Tasted the Starbucks Reserve™ Colombia El Peñol on a recent visit to the Starbucks Reserve™ Store. This coffee was introduced to the Singapore stores back in April 2017.
The full-circle nature of healthy coffee relationships is beautifully illustrated in the story of Colombia El Peñol. As we’ve enjoyed this coffee year after year, we’ve built a strong bond with the El Peñol community, helping support a program that’s improving life in multiple ways. With the help of the local community, five recycling collection stations were built at schools for people to bring their glass, aluminium and paper which were often thrown on the streets.
Source: Starbucks Singapore
Region: Latin America
Elevation: 5,940-6,930 feet (1,800-2,100m)

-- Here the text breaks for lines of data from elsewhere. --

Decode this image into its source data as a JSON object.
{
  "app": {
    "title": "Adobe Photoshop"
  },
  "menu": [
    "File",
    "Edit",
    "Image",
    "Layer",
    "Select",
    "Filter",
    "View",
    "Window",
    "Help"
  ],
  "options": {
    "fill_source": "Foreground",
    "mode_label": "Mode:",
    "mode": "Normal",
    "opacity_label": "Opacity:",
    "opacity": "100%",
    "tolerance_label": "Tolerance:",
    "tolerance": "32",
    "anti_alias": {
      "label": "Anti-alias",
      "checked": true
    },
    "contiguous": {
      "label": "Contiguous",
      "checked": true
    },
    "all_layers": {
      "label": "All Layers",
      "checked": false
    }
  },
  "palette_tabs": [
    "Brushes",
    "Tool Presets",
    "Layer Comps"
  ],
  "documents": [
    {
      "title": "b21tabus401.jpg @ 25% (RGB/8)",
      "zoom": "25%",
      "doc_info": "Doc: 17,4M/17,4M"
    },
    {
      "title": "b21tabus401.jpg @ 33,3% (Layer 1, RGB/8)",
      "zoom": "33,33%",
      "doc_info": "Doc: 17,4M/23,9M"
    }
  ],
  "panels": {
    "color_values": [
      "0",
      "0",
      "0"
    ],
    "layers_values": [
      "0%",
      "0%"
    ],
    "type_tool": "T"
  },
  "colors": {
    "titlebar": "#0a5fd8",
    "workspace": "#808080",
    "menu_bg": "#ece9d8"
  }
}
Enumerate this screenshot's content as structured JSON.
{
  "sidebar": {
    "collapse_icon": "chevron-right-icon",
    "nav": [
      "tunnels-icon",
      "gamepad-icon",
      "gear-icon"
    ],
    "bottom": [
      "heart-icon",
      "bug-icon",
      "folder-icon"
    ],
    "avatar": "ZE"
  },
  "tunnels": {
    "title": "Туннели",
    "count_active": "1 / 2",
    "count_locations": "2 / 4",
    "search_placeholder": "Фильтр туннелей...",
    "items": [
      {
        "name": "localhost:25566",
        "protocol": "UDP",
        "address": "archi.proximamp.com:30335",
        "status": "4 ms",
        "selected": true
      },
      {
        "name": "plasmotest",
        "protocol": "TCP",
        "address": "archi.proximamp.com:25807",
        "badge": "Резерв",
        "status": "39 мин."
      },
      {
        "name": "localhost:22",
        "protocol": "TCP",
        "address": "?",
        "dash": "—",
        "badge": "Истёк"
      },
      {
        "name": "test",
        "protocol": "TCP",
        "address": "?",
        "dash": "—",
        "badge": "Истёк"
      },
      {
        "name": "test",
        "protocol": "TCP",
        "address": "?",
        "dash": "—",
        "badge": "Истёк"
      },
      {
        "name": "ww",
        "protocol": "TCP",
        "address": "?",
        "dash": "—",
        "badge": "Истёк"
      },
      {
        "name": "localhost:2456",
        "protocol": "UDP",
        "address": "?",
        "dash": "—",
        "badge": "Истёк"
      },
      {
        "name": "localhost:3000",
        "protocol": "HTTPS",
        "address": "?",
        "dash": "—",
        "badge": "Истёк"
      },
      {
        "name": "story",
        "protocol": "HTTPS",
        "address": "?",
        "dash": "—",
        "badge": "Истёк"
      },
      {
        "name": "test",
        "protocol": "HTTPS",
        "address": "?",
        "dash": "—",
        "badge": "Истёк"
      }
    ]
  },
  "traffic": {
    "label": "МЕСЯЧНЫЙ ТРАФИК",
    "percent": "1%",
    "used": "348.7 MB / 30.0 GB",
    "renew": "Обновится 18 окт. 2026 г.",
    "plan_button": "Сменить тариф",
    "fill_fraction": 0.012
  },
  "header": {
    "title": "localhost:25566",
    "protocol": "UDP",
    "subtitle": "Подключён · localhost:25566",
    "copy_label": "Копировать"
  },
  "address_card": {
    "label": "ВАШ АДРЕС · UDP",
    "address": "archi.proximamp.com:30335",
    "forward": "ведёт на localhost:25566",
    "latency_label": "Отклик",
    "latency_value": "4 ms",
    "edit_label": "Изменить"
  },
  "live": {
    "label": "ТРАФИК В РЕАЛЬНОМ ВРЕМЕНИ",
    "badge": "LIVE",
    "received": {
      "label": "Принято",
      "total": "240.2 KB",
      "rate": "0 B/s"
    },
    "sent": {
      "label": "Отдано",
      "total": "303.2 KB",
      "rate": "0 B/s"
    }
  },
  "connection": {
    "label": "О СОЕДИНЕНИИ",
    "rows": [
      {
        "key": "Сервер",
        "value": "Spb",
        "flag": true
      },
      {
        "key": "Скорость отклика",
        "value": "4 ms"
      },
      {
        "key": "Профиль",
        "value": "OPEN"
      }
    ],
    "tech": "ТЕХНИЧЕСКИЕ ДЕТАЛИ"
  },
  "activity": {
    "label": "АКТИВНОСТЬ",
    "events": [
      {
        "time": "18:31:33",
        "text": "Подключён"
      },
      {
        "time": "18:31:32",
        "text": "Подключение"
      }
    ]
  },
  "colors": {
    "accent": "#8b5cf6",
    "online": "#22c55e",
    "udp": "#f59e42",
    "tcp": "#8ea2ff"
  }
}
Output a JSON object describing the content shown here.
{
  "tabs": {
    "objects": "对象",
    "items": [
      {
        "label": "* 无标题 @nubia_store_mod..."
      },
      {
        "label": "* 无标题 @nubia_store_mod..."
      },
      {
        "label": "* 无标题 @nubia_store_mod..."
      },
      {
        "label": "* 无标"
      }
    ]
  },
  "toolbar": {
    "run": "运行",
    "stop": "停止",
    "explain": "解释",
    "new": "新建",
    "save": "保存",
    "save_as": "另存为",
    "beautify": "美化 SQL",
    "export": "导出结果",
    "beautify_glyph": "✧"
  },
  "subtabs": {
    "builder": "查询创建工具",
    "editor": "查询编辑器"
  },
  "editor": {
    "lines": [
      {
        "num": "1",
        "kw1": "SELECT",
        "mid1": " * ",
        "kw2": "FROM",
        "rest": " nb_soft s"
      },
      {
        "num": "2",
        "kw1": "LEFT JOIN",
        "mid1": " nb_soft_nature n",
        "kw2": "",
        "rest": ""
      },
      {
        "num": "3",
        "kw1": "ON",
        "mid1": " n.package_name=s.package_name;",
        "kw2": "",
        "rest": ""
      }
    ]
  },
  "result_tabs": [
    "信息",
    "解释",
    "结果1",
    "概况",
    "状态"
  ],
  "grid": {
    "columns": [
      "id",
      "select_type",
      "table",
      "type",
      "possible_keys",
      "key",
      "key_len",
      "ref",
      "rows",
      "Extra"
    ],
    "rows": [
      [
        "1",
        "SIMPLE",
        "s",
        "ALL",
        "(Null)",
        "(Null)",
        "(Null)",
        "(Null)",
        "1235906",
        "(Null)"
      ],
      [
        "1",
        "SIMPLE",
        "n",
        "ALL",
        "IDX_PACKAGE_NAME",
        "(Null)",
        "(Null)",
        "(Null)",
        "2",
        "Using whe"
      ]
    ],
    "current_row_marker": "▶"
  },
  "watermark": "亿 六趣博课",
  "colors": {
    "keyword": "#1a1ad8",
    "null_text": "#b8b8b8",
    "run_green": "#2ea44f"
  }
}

Coffee Variety: Castillo, Caturra and Colombia
Processing Method: Washed
For this coffee, I have chosen the Chemex brewing method to taste the coffee. On the first sip of the brew, I could taste the blackcurrant note. When tasting the coffee with the Chocolate Monster Cookie – chewing the cookie, it brings out the chocolate note of the coffee. The coffee is of medium to low acidity while at the same time it has a medium to bold flavour to it. Pretty much enjoyed this brew – as compared to the more acidic Asia Pacific region coffee.